On the ‘Quad’ of Australia, India, Japan and the US, Charlton is clear on how China’s anger killed off Quad 1.0 in 2007: ‘Pressure from China was the immediate catalyst to dissolve the grouping.’ He isn’t as explicit about how Chinese pressure prompted the resurrection of Quad 2.0 in 2017. Instead, he quotes Penny Wong on the need for ‘strategic balance’ and the ‘power and influence of Japan and India’.

The pivot to India, Charlton writes, means understanding the limits India will impose, seeking always to keep its options open: ‘Australia should not mistake expressions of friendship for an alliance that implies any formal or exclusive obligation.’

Alliance is what Australia has with the US. With India, Australia can seek ever-closer partnership.

The difference between alliance and partnership and the meaning of new alignments must be defined and tested.

The Quad is a preliminary conclusion, facing many questions from China.

‘Australia’s pivot to India,’ Charlton writes, ‘should aspire to build a distinctive relationship that goes beyond transactional engagement and circumstantial alignment.’ The opportunity for the pivot ‘has only recently drifted within reach’ because the differences between Australia and India ‘seemed unbridgeable for many decades’.

Charlton’s caution against aspiring to alliance is buttressed by his description of the experiences that give the two nations ‘fundamentally incongruent outlooks’ on the world:

Economically, Australia became a trading nation, while India focused on self-reliance. Strategically, India’s preference for non-alignment was diametrically opposed to Australia’s enthusiasm for alliances. These orthogonal approaches prevented us from creating a relationship of substance in the second half of the twentieth century. They created a lacuna at the core of our relationship that no amount of diplomatic effort could fill. As the Indian proverb reads, ‘Nobody is born friend or born enemy, only circumstances bind you.’

The friend-enemy dynamic of strategic circumstances brings Australia and India closer. What has transformed ties is people. And people can build permanent foundations for the pivot. Charlton’s Sydney electorate has one of the largest Indian diaspora communities in Australia. The promise of the diaspora is the pulse of Charlton’s book:

The Indian Australian diaspora now numbers more than one million. India is Australia’s biggest source of skilled migrants and our second-biggest source of international students. Members of the Indian diaspora are active across all aspects of Australian life: business, medicine, arts, academia, politics, civil society and sport. This diaspora is young, energetic, ambitious, dynamic and influential.

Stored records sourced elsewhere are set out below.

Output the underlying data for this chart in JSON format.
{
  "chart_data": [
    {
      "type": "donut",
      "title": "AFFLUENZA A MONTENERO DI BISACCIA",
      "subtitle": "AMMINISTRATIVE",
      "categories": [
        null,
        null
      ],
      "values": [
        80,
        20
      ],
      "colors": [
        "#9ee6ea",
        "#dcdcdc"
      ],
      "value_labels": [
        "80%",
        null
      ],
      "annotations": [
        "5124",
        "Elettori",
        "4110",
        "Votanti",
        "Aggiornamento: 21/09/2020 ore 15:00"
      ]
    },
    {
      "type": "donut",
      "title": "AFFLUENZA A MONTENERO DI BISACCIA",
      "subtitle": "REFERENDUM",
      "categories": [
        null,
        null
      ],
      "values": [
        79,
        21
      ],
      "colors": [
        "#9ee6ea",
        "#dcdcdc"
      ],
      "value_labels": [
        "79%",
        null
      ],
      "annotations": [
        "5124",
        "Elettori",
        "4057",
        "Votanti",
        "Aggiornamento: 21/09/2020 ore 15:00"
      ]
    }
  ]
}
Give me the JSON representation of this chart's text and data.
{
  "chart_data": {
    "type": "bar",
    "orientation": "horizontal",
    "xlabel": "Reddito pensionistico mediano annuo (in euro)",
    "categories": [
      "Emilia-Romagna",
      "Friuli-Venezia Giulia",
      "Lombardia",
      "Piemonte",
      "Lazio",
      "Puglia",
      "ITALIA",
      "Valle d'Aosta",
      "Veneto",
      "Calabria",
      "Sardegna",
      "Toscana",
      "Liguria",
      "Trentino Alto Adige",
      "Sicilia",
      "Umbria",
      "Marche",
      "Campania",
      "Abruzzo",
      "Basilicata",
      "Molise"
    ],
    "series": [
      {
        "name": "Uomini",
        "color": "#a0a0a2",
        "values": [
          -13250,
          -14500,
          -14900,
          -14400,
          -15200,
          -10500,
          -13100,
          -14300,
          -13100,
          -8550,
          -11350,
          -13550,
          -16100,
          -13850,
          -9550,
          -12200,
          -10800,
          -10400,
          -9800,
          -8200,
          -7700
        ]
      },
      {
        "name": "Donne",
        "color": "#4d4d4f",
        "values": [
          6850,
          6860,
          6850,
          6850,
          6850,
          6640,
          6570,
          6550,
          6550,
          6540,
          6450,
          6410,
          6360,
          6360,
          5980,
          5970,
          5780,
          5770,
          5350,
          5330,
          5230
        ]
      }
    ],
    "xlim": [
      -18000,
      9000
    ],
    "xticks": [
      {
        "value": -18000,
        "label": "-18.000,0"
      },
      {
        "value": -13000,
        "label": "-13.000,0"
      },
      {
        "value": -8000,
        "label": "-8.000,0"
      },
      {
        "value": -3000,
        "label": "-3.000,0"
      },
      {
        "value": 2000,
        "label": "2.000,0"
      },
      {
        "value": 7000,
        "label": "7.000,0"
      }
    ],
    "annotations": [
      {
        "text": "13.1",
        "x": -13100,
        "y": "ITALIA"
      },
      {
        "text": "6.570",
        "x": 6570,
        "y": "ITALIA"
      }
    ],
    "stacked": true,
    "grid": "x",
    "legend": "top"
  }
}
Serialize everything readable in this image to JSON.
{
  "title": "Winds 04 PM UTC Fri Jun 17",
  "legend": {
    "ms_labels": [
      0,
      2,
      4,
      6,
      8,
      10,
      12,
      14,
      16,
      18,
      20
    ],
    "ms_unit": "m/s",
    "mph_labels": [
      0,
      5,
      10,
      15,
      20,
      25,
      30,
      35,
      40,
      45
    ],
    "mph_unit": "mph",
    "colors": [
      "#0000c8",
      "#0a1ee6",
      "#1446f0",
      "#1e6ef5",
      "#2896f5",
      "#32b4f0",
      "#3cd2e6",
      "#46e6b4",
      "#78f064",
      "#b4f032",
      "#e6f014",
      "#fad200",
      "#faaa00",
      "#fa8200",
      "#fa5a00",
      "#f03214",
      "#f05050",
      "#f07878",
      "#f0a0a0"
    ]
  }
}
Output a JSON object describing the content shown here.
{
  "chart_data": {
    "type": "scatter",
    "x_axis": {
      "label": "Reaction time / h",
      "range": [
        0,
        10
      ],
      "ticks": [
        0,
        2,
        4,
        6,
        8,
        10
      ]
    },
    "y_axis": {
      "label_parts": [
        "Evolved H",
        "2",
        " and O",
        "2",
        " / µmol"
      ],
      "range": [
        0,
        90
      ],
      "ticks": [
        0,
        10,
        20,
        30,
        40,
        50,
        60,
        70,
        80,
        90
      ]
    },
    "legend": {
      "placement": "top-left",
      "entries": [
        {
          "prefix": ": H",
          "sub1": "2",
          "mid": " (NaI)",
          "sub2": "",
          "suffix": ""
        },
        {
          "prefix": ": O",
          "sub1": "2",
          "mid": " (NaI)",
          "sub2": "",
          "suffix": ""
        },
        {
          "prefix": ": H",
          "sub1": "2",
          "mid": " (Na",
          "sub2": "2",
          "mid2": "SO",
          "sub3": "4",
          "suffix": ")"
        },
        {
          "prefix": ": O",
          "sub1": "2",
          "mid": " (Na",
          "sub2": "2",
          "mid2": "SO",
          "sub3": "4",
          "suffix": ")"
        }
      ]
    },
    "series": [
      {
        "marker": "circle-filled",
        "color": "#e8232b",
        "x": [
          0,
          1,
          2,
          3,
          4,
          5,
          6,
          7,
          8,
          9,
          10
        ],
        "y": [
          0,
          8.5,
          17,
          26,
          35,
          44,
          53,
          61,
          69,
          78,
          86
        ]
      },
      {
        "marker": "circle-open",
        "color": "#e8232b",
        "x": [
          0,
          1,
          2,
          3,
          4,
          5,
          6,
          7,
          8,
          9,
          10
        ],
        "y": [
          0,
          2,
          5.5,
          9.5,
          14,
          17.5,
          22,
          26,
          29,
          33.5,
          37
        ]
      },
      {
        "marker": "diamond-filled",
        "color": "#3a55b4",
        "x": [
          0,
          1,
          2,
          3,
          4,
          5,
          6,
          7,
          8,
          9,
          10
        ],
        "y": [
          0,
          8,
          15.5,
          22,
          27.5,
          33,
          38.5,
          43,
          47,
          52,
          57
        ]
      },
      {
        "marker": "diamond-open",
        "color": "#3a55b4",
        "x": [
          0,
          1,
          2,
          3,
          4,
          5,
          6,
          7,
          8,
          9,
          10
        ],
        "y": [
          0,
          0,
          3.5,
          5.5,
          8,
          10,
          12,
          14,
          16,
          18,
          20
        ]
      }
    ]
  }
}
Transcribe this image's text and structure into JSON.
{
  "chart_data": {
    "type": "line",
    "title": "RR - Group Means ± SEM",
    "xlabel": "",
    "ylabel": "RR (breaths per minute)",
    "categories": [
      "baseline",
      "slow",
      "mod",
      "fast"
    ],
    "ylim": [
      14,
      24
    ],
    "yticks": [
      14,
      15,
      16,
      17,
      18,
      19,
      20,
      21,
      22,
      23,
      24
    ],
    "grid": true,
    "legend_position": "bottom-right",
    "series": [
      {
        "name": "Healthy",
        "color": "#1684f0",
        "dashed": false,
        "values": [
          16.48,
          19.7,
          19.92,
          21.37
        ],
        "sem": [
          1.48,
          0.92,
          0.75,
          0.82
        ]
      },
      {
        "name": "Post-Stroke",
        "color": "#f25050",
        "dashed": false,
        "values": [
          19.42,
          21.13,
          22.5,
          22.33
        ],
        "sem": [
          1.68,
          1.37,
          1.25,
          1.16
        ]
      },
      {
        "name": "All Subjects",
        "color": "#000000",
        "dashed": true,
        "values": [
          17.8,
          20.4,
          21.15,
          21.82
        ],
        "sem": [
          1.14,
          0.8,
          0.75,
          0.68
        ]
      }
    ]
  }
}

The Indian diaspora will forever change the relationship. The human bridge banishes the old chasm. But a diaspora is no guarantee of smooth relations between nations. More than 1.4 million Australians identify as having Chinese ancestry and that diaspora has just suffered through a five year icy age between Beijing and Canberra.

The geopolitics of Australia’s pivot has polar elements—the attraction of India and the push of China.

Charlton judges that neither Australia nor India are ‘entirely clear about exactly what part it is willing to play, or what it expects of the other’. Australia has both security and economic aspirations: to be part of India’s extraordinary growth story and for India to help deliver regional stability. India wants Australia to support its arrival as ‘a first rank global power’.

‘As with any friendship,’ Charlton concludes, ‘its real strength is only tested in challenging times.’